August 2

4 Techniques to Get Full Abs Exercises at Home

You don’t have to leave your house to put in a full workout for your abdominal muscles. It doesn’t really matter where you workout, so you might as well do your six pack abs exercises at home.

Since you won’t be needing any complex gym equipment for these exercises, you can easily find a good spot in your house and let your body do all the work. That’s the beauty of these kinds of exercises.

Keep in mind, however, that to be successful in carrying out these abdominal muscle exercises, you need to know which ones are the safest and most efficient. By creating a safe workout environment, your abs get intense training and all your efforts are maximized.

Here’s another tip to remember: don’t be afraid to change it up. Switch your main abs exercise frequently so you don’t get bored.

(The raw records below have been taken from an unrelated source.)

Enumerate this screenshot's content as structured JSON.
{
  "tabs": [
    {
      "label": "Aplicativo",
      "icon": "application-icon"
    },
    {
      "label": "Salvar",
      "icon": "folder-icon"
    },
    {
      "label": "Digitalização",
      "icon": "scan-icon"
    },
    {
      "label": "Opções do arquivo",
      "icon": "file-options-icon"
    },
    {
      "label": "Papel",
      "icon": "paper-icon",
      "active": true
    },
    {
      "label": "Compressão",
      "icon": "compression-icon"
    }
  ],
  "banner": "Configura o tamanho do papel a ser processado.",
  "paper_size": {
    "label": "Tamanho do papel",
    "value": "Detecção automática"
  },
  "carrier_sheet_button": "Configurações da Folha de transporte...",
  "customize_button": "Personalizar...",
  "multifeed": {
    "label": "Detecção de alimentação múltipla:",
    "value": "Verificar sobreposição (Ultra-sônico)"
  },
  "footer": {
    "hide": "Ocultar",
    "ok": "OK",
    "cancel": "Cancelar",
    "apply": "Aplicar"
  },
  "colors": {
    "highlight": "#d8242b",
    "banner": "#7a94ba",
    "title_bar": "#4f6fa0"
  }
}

There are a lot of options for your abs exercises at home. Doing these 4 fundamental exercises can help you get started with your program:

1. Bicycle Crunches. This exercise is a lot like the regular abdominal crunch, but with an added flair. Simply lie down on the ground and bring your legs up while slightly bending your knees. With your hands placed on each side of your head, lift your elbows alternately toward the direction of your pelvis. Begin a cycling motion with your legs, making sure that your knees touch your elbows as you {contract|tighten} your abdominals and raise your shoulder blades. Working the lower half of your body only adds on to the intensity of this exercise.

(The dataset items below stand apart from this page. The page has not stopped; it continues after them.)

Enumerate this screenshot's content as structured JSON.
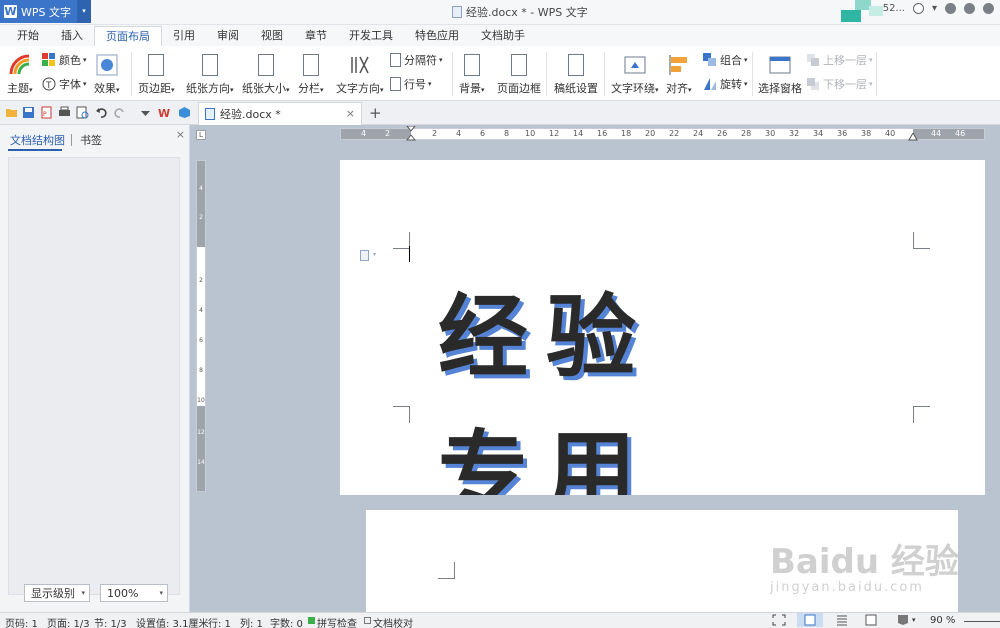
{
  "app": {
    "name": "WPS 文字",
    "logo_letter": "W",
    "dropdown": "▾"
  },
  "window": {
    "title": "经验.docx * - WPS 文字",
    "user_short": "52...",
    "arrow": "▾"
  },
  "menu": {
    "tabs": [
      "开始",
      "插入",
      "页面布局",
      "引用",
      "审阅",
      "视图",
      "章节",
      "开发工具",
      "特色应用",
      "文档助手"
    ],
    "active": "页面布局"
  },
  "ribbon": {
    "theme": "主题",
    "colors": "颜色",
    "fonts": "字体",
    "effects": "效果",
    "margins": "页边距",
    "orientation": "纸张方向",
    "size": "纸张大小",
    "columns": "分栏",
    "text_direction": "文字方向",
    "breaks": "分隔符",
    "line_numbers": "行号",
    "background": "背景",
    "page_border": "页面边框",
    "paper_settings": "稿纸设置",
    "wrap_text": "文字环绕",
    "align": "对齐",
    "group": "组合",
    "rotate": "旋转",
    "selection_pane": "选择窗格",
    "bring_forward": "上移一层",
    "send_backward": "下移一层",
    "dd": "▾"
  },
  "doc_tab": {
    "label": "经验.docx *",
    "close": "×",
    "add": "+"
  },
  "left_panel": {
    "tab_outline": "文档结构图",
    "tab_bookmarks": "书签",
    "close": "×",
    "level_select": "显示级别",
    "zoom_select": "100%"
  },
  "ruler": {
    "corner": "L",
    "h_left": [
      "4",
      "2"
    ],
    "h_main": [
      "2",
      "4",
      "6",
      "8",
      "10",
      "12",
      "14",
      "16",
      "18",
      "20",
      "22",
      "24",
      "26",
      "28",
      "30",
      "32",
      "34",
      "36",
      "38",
      "40"
    ],
    "h_right": [
      "44",
      "46"
    ],
    "v_top": [
      "4",
      "2"
    ],
    "v_main": [
      "2",
      "4",
      "6",
      "8",
      "10",
      "12",
      "14"
    ]
  },
  "document": {
    "line1": "经验",
    "line2": "专用"
  },
  "watermark": {
    "brand": "Baidu 经验",
    "url": "jingyan.baidu.com"
  },
  "status": {
    "page_no": "页码: 1",
    "pages": "页面: 1/3",
    "section": "节: 1/3",
    "setting": "设置值: 3.1厘米",
    "row": "行: 1",
    "col": "列: 1",
    "words": "字数: 0",
    "spell": "拼写检查",
    "proof": "文档校对",
    "zoom": "90 %"
  },
  "colors": {
    "accent": "#3b75c9",
    "shadow": "#5584d6",
    "teal": "#2fb7a4"
  }
}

2. Captain’s Chair. Even without an actual captain’s chair, you can still carry out this exercise at home. All you have to do is stand in between two steady beams that are shoulder-length apart, rest your elbows on each beam, and allow the lower half of your body to hang loose. Slowly lift both knees toward your chest then lower them back down. Repeat this process a few more times and you’ll definitely put those abs to work. Who needs fancy gym equipment when you have gravity to work with?

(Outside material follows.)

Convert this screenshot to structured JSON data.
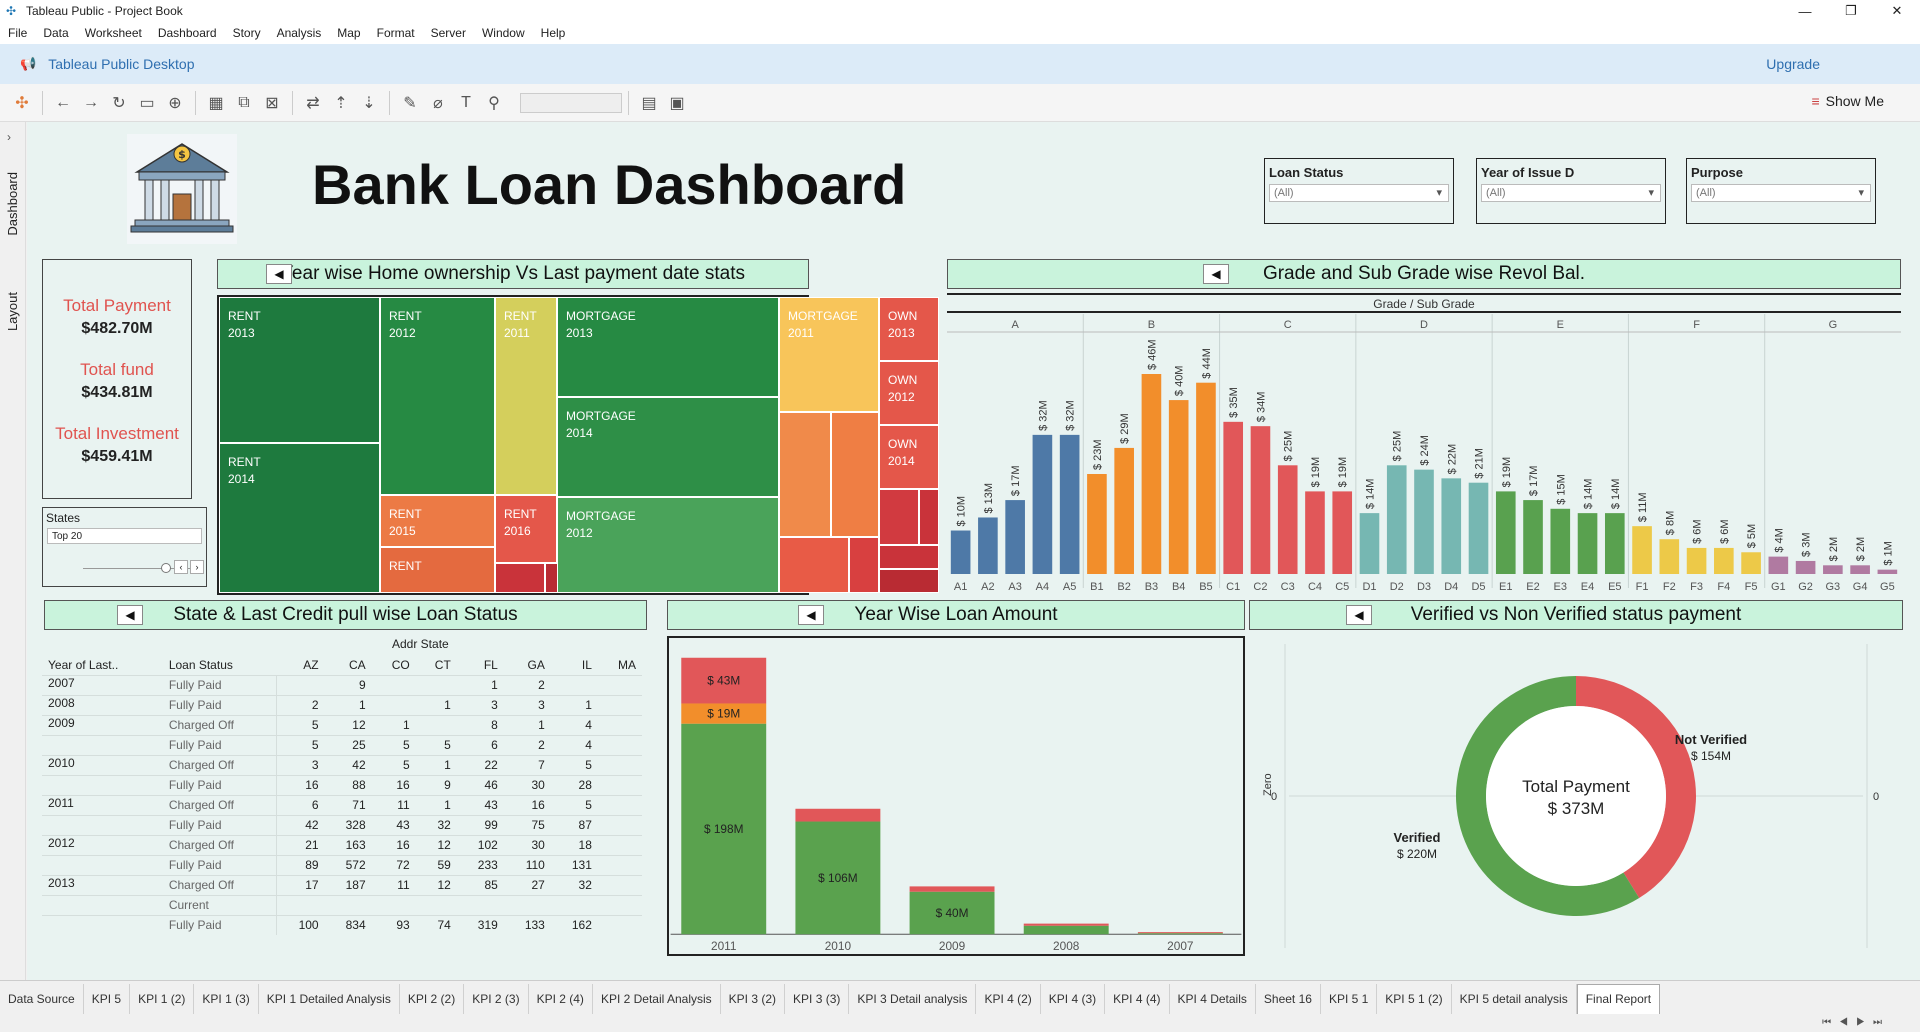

3. Modified Stomach Crunches. Doing these abs exercises at home is especially good for your lower abdominals. Instead of moving your upper body, like in a regular crunch, you will utilize lower body movements by lifting your legs off the floor inch by inch. You will instantly feel the tension in your lower abs; that only means it’s working. Then assume your original position. Remember to keep those abdominal muscles firm with every rep!

4. Full Vertical Crunches. This particular exercise will definitely make you break a sweat and, trust me, that is EXACTLY what you want. As you do regular crunches, keep both legs perpendicular to the floor. Try to push your feet toward the ceiling as you curl your upper body in for that crunch – that should give your abdominal muscles a pretty good workout.

Each one of these drills will definitely help you start off your abs exercises at home. Push your limits with these exercises. Before you know it, you’ll have great six pack abs that everyone else would want.